Step 7: Summary Report
Output a summary:
- Files renamed: count
- Files moved: count (if full-organize)
- Files collected: count and destination (if collect)
- Files skipped: count and reasons
- Rollback command:
bash <skill-path>/scripts/rename-map.sh rollback <target-dir>
Save change log — write a Markdown file at <target-dir>/.file-organizer-changelog.md with:
# File Organizer Change Log
- **Date**: YYYY-MM-DD HH:MM
- **Mode**: rename-only | full-organize | collect
- **Target**: <target-dir>
## Changes (N files)
| # | Before | After |
|---|--------|-------|
| 1 | `old-name.pdf` | `new-name.pdf` |
| ... | ... | ... |
## Skipped (M files)
| # | File | Reason |
|---|------|--------|
| 1 | `some-file.py` | Source code (excluded) |
| 2 | `train/` (1523 files) | Dataset directory (user confirmed) |
| ... | ... | ... |
## Moved to _unknown/ (K files)
| # | File | Reason |
|---|------|--------|
| 1 | `hash-image.webp` | Unreadable content |
| ... | ... | ... |
This file is overwritten on each run (previous logs are not preserved).
Rollback
The rollback map (.file-organizer-map.json) records every rename/move operation for undo purposes.

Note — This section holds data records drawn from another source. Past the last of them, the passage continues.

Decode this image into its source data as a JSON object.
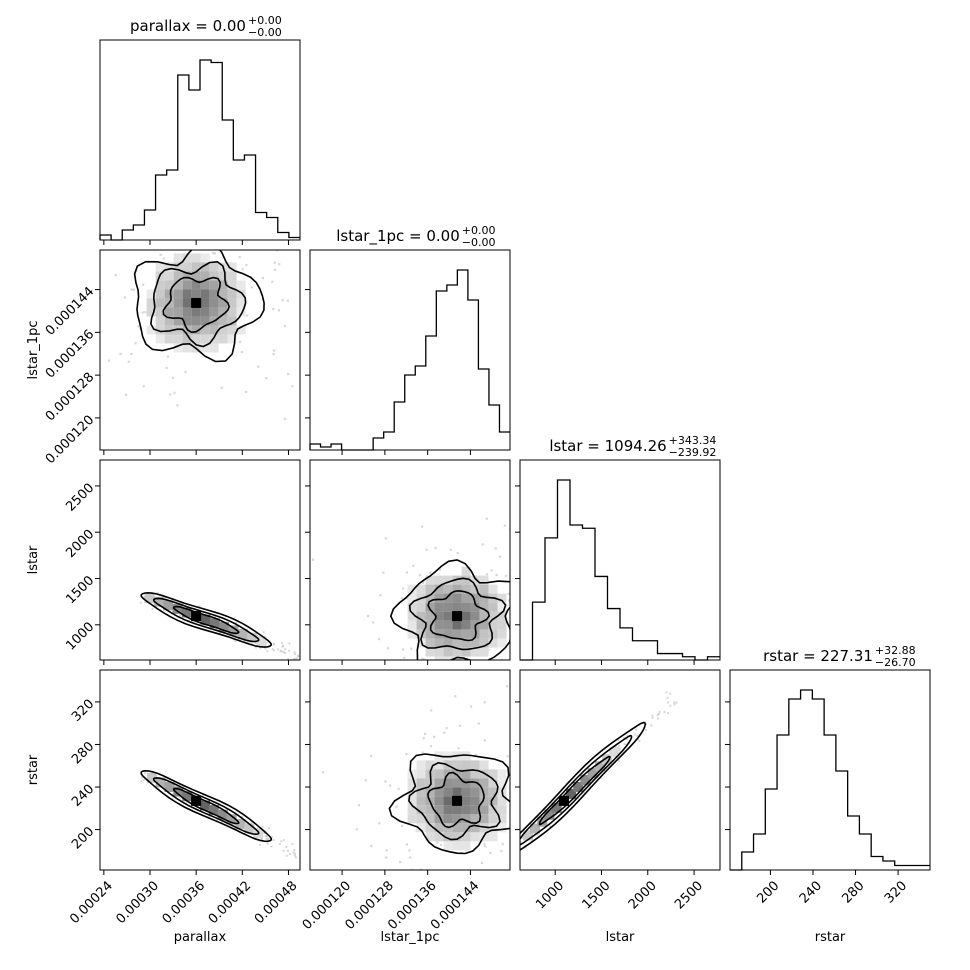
{
  "chart_data": {
    "type": "corner",
    "parameters": [
      "parallax",
      "lstar_1pc",
      "lstar",
      "rstar"
    ],
    "titles": [
      {
        "name": "parallax",
        "value": "0.00",
        "plus": "+0.00",
        "minus": "−0.00"
      },
      {
        "name": "lstar_1pc",
        "value": "0.00",
        "plus": "+0.00",
        "minus": "−0.00"
      },
      {
        "name": "lstar",
        "value": "1094.26",
        "plus": "+343.34",
        "minus": "−239.92"
      },
      {
        "name": "rstar",
        "value": "227.31",
        "plus": "+32.88",
        "minus": "−26.70"
      }
    ],
    "ranges": [
      [
        0.000235,
        0.000495
      ],
      [
        0.000114,
        0.0001514
      ],
      [
        620,
        2780
      ],
      [
        162,
        350
      ]
    ],
    "ticks": [
      {
        "values": [
          0.00024,
          0.0003,
          0.00036,
          0.00042,
          0.00048
        ],
        "labels": [
          "0.00024",
          "0.00030",
          "0.00036",
          "0.00042",
          "0.00048"
        ]
      },
      {
        "values": [
          0.00012,
          0.000128,
          0.000136,
          0.000144
        ],
        "labels": [
          "0.000120",
          "0.000128",
          "0.000136",
          "0.000144"
        ]
      },
      {
        "values": [
          1000,
          1500,
          2000,
          2500
        ],
        "labels": [
          "1000",
          "1500",
          "2000",
          "2500"
        ]
      },
      {
        "values": [
          200,
          240,
          280,
          320
        ],
        "labels": [
          "200",
          "240",
          "280",
          "320"
        ]
      }
    ],
    "histograms": [
      [
        4,
        0,
        8,
        12,
        24,
        52,
        56,
        132,
        120,
        144,
        142,
        96,
        64,
        68,
        22,
        18,
        6,
        2
      ],
      [
        4,
        2,
        4,
        0,
        0,
        0,
        8,
        12,
        32,
        50,
        56,
        76,
        106,
        110,
        120,
        100,
        54,
        30,
        12
      ],
      [
        0,
        18,
        38,
        56,
        42,
        41,
        26,
        16,
        10,
        6,
        6,
        2,
        2,
        1,
        0,
        1
      ],
      [
        0,
        4,
        8,
        18,
        30,
        38,
        40,
        38,
        30,
        22,
        12,
        8,
        3,
        2,
        1,
        1,
        1
      ]
    ],
    "histogram_peak_heights": [
      180,
      180,
      180,
      180
    ],
    "pairs": [
      {
        "row": 1,
        "col": 0,
        "relation": "uncorrelated",
        "mean": [
          0.00036,
          0.0001415
        ],
        "spread": [
          3.5e-05,
          5.5e-06
        ]
      },
      {
        "row": 2,
        "col": 0,
        "relation": "anticorrelated",
        "mean": [
          0.00036,
          1094
        ],
        "spread": [
          3.5e-05,
          300
        ]
      },
      {
        "row": 2,
        "col": 1,
        "relation": "uncorrelated",
        "mean": [
          0.0001415,
          1094
        ],
        "spread": [
          5.5e-06,
          300
        ]
      },
      {
        "row": 3,
        "col": 0,
        "relation": "anticorrelated",
        "mean": [
          0.00036,
          227
        ],
        "spread": [
          3.5e-05,
          30
        ]
      },
      {
        "row": 3,
        "col": 1,
        "relation": "uncorrelated",
        "mean": [
          0.0001415,
          227
        ],
        "spread": [
          5.5e-06,
          30
        ]
      },
      {
        "row": 3,
        "col": 2,
        "relation": "correlated",
        "mean": [
          1094,
          227
        ],
        "spread": [
          300,
          30
        ]
      }
    ],
    "grid": false,
    "legend": "none"
  }
}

The user can manage it with these commands:
# Save current rename map (done automatically before execution)
bash <skill-path>/scripts/rename-map.sh save <target-dir>
# Show the current rollback map contents
bash <skill-path>/scripts/rename-map.sh show <target-dir>
# Undo all renames/moves recorded in the map
bash <skill-path>/scripts/rename-map.sh rollback <target-dir>
# Reconcile map after execution (remove entries for operations that didn't happen)
bash <skill-path>/scripts/rename-map.sh reconcile <target-dir>
# Clear the rollback map (after confirming changes are correct)

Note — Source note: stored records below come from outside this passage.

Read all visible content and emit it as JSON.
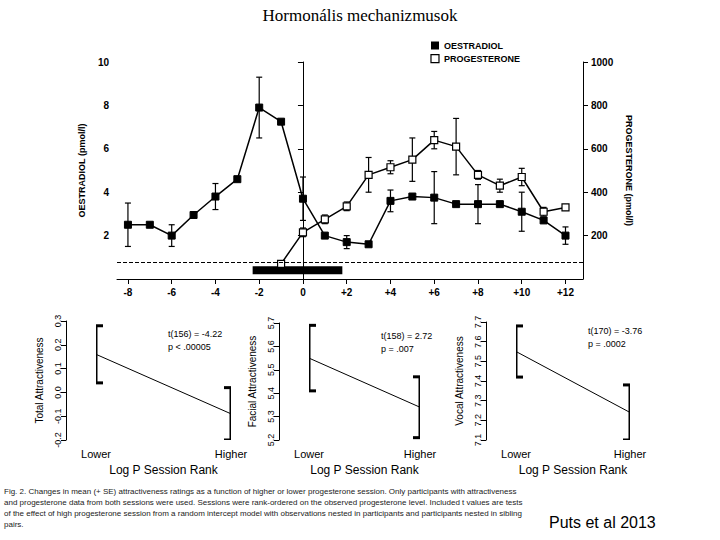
{
  "title": "Hormonális mechanizmusok",
  "caption": "Fig. 2. Changes in mean (+ SE) attractiveness ratings as a function of higher or lower progesterone session. Only participants with attractiveness and progesterone data from both sessions were used. Sessions were rank-ordered on the observed progesterone level. Included t values are tests of the effect of high progesterone session from a random intercept model with observations nested in participants and participants nested in sibling pairs.",
  "credit": "Puts et al 2013",
  "chart_data": [
    {
      "type": "line",
      "x": [
        -8,
        -7,
        -6,
        -5,
        -4,
        -3,
        -2,
        -1,
        0,
        1,
        2,
        3,
        4,
        5,
        6,
        7,
        8,
        9,
        10,
        11,
        12
      ],
      "xlim": [
        -8.5,
        12.8
      ],
      "xticks": [
        -8,
        -6,
        -4,
        -2,
        0,
        {
          "value": 2,
          "label": "+2"
        },
        {
          "value": 4,
          "label": "+4"
        },
        {
          "value": 6,
          "label": "+6"
        },
        {
          "value": 8,
          "label": "+8"
        },
        {
          "value": 10,
          "label": "+10"
        },
        {
          "value": 12,
          "label": "+12"
        }
      ],
      "y_label": "OESTRADIOL (pmol/l)",
      "ylim": [
        0,
        10
      ],
      "yticks": [
        2,
        4,
        6,
        8,
        10
      ],
      "y2_label": "PROGESTERONE (pmol/l)",
      "y2lim": [
        0,
        1000
      ],
      "y2ticks": [
        200,
        400,
        600,
        800,
        1000
      ],
      "grid": false,
      "legend": "top-right",
      "series": [
        {
          "name": "OESTRADIOL",
          "color": "#000000",
          "marker": "square",
          "values": [
            2.5,
            2.5,
            2.0,
            2.95,
            3.8,
            4.6,
            7.9,
            7.25,
            3.7,
            2.0,
            1.7,
            1.6,
            3.6,
            3.8,
            3.75,
            3.45,
            3.45,
            3.45,
            3.1,
            2.7,
            2.0
          ],
          "errors": [
            1.0,
            null,
            0.5,
            null,
            0.6,
            null,
            1.4,
            null,
            1.0,
            null,
            0.3,
            null,
            0.5,
            null,
            1.2,
            null,
            0.9,
            null,
            0.9,
            null,
            0.4
          ]
        },
        {
          "name": "PROGESTERONE",
          "color": "#000000",
          "marker": "open_square",
          "axis": "y2",
          "values": [
            null,
            null,
            null,
            null,
            null,
            null,
            null,
            70,
            215,
            275,
            335,
            480,
            515,
            550,
            640,
            610,
            480,
            430,
            470,
            310,
            330
          ],
          "errors": [
            null,
            null,
            null,
            null,
            null,
            null,
            null,
            null,
            20,
            20,
            20,
            80,
            30,
            100,
            40,
            130,
            20,
            30,
            40,
            20,
            10
          ]
        }
      ],
      "reference_line": {
        "y": 0.75,
        "line_style": "dashed"
      },
      "bar_period": {
        "x": [
          -2.3,
          1.8
        ],
        "y": 0.4
      }
    },
    {
      "type": "line",
      "color": "#000000",
      "y_label": "Total Attractiveness",
      "x_label": "Log P Session Rank",
      "categories": [
        "Lower",
        "Higher"
      ],
      "values": [
        0.16,
        -0.09
      ],
      "errors": [
        0.12,
        0.11
      ],
      "ylim": [
        -0.2,
        0.3
      ],
      "yticks": [
        -0.2,
        -0.1,
        {
          "value": 0,
          "label": "0.0"
        },
        0.1,
        0.2,
        0.3
      ],
      "annotation": [
        "t(156) = -4.22",
        "p < .00005"
      ]
    },
    {
      "type": "line",
      "color": "#000000",
      "y_label": "Facial Attractiveness",
      "x_label": "Log P Session Rank",
      "categories": [
        "Lower",
        "Higher"
      ],
      "values": [
        5.55,
        5.34
      ],
      "errors": [
        0.14,
        0.13
      ],
      "ylim": [
        5.2,
        5.7
      ],
      "yticks": [
        5.2,
        5.3,
        5.4,
        5.5,
        5.6,
        5.7
      ],
      "annotation": [
        "t(158) = 2.72",
        "p = .007"
      ]
    },
    {
      "type": "line",
      "color": "#000000",
      "y_label": "Vocal Attractiveness",
      "x_label": "Log P Session Rank",
      "categories": [
        "Lower",
        "Higher"
      ],
      "values": [
        7.55,
        7.24
      ],
      "errors": [
        0.13,
        0.14
      ],
      "ylim": [
        7.1,
        7.7
      ],
      "yticks": [
        7.1,
        7.2,
        7.3,
        7.4,
        7.5,
        7.6,
        7.7
      ],
      "annotation": [
        "t(170) = -3.76",
        "p = .0002"
      ]
    }
  ]
}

bash <skill-path>/scripts/rename-map.sh clear <target-dir>
The user can also ask the agent directly: "rollback the last file organization", "show me what was renamed", or "clear the rollback history".
Safety Rules
- NEVER overwrite existing files — always check for conflicts first.
- NEVER execute
rm -rfor any recursive delete command without explicit user approval — even inside sub-agents. Deletions of empty directories (rmdir) are allowed only after confirming the directory is empty. - ALWAYS save the rollback map before making any changes.
- ALWAYS show the dry-run preview and get explicit user approval before executing.
- Skip files that are currently open or locked.
- Preserve file permissions and timestamps when renaming/moving.